2. Because the quick multithreading is easy to program, it is always thought that multithreading is better than single-threaded efficiency. The actual situation is not the same as thinking, single-threaded faster than multithreading. It seems the main bottleneck is still on the read and write file IO.

The above mentioned is the entire content of this article, I hope you can enjoy.

Contact Us

The content source of this page is from Internet, which doesn't represent Alibaba Cloud's opinion; products and services mentioned on that page don't have any relationship with Alibaba Cloud. If the content of the page makes you feel confusing, please write us an email, we will handle the problem within 5 days after receiving your email.

If you find any instances of plagiarism from the community, please send an email to: info-contact@alibabacloud.com and provide relevant evidence. A staff member will contact you within 5 working days.

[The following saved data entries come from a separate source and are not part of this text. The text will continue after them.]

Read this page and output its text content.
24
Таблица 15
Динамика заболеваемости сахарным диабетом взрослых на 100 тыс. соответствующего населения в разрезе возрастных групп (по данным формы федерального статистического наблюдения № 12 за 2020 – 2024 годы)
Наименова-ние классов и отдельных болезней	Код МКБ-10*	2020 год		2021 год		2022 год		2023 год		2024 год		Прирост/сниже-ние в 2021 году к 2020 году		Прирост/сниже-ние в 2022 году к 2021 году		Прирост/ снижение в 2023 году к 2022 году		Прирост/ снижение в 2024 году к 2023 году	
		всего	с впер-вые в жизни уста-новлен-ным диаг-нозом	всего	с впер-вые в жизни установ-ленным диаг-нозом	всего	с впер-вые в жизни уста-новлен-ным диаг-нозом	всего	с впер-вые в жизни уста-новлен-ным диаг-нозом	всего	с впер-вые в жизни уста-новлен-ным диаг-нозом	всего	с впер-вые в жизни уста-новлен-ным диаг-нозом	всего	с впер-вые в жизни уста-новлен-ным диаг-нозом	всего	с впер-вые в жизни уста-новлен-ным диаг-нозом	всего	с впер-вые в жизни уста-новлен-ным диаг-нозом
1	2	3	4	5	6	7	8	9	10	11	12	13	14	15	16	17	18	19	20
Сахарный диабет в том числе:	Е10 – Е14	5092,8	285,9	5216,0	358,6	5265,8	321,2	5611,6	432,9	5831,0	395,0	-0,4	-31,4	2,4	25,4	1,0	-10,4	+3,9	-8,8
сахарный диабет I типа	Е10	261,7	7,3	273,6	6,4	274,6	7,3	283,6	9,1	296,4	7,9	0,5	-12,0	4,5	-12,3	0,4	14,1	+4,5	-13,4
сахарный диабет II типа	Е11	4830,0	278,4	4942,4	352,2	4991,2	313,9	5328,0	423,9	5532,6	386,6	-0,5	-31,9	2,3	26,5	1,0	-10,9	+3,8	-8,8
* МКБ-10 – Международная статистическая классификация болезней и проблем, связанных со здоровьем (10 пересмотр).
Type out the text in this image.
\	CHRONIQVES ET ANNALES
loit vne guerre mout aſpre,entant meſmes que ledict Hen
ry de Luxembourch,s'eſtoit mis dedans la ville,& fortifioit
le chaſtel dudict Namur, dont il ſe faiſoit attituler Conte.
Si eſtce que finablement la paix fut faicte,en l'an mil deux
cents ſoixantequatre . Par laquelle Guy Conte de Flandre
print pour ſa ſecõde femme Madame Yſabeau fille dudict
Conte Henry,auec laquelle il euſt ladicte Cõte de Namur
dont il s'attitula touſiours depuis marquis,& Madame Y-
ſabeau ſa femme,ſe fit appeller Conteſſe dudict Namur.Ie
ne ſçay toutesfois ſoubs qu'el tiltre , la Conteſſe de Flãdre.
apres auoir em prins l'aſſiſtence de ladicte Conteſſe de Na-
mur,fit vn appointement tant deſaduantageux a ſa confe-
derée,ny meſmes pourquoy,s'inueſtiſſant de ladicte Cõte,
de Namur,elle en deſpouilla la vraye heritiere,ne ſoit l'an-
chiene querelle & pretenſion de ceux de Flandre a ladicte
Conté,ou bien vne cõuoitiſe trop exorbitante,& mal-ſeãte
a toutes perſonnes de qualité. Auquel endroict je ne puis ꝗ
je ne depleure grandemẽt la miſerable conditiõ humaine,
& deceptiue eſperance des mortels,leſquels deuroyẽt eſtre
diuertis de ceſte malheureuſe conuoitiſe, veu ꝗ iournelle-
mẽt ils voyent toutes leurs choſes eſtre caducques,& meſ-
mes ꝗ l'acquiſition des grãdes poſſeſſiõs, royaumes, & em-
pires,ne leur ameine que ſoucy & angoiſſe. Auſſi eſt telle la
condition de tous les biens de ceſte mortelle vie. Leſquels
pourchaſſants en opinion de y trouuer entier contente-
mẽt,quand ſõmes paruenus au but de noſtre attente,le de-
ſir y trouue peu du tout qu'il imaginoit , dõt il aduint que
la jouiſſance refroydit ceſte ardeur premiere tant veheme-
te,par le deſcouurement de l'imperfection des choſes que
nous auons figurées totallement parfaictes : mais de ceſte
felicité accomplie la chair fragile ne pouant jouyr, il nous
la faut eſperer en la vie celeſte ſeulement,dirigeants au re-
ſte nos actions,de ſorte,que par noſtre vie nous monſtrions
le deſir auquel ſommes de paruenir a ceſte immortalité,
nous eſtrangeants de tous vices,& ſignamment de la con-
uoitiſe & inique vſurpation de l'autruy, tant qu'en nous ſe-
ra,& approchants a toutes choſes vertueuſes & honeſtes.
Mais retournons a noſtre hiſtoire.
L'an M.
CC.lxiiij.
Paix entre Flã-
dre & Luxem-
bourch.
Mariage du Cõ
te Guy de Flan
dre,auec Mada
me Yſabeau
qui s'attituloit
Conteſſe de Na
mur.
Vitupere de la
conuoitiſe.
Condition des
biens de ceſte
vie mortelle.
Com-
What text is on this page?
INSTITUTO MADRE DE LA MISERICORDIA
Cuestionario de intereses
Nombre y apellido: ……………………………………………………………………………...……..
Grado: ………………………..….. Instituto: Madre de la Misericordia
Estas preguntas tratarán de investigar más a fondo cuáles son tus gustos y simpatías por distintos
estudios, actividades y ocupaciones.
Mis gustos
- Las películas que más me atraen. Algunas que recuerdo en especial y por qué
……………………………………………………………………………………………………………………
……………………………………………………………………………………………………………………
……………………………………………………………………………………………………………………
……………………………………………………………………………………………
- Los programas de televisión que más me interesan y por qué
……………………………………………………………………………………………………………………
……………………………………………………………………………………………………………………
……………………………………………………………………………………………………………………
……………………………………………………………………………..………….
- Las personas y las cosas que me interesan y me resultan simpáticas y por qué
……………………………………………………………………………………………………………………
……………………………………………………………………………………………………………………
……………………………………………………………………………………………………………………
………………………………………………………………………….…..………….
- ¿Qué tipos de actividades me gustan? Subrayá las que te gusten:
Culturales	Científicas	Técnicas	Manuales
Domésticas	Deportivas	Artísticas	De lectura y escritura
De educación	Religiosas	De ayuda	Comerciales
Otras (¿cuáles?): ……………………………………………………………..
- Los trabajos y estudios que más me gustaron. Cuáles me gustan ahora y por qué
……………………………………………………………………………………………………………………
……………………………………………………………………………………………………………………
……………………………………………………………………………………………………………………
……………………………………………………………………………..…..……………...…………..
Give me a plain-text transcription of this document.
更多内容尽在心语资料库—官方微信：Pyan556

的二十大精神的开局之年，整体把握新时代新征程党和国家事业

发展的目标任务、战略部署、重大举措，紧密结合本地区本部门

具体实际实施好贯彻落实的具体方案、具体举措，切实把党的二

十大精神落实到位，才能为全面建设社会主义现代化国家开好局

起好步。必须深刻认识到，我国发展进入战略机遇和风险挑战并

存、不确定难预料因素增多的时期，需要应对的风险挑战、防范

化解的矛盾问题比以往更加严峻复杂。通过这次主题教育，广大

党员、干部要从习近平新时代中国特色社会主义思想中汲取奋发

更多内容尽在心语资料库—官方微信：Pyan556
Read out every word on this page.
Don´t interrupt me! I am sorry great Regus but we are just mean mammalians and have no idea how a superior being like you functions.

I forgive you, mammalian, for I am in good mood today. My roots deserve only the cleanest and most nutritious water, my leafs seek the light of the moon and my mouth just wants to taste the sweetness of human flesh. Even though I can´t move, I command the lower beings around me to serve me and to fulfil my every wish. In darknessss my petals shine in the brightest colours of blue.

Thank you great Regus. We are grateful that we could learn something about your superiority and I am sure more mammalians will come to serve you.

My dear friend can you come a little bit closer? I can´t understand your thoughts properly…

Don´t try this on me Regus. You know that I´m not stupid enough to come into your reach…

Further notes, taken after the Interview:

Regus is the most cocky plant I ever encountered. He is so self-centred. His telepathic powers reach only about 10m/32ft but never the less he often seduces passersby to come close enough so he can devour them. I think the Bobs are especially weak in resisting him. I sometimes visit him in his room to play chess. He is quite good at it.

A Free Trial That Lets You Build Big!

Start building with 50+ products and up to 12 months usage for Elastic Compute Service

  • Sales Support

    1 on 1 presale consultation

  • After-Sales Support

    24/7 Technical Support 6 Free Tickets per Quarter Faster Response

  • Alibaba Cloud offers highly flexible support services tailored to meet your exact needs.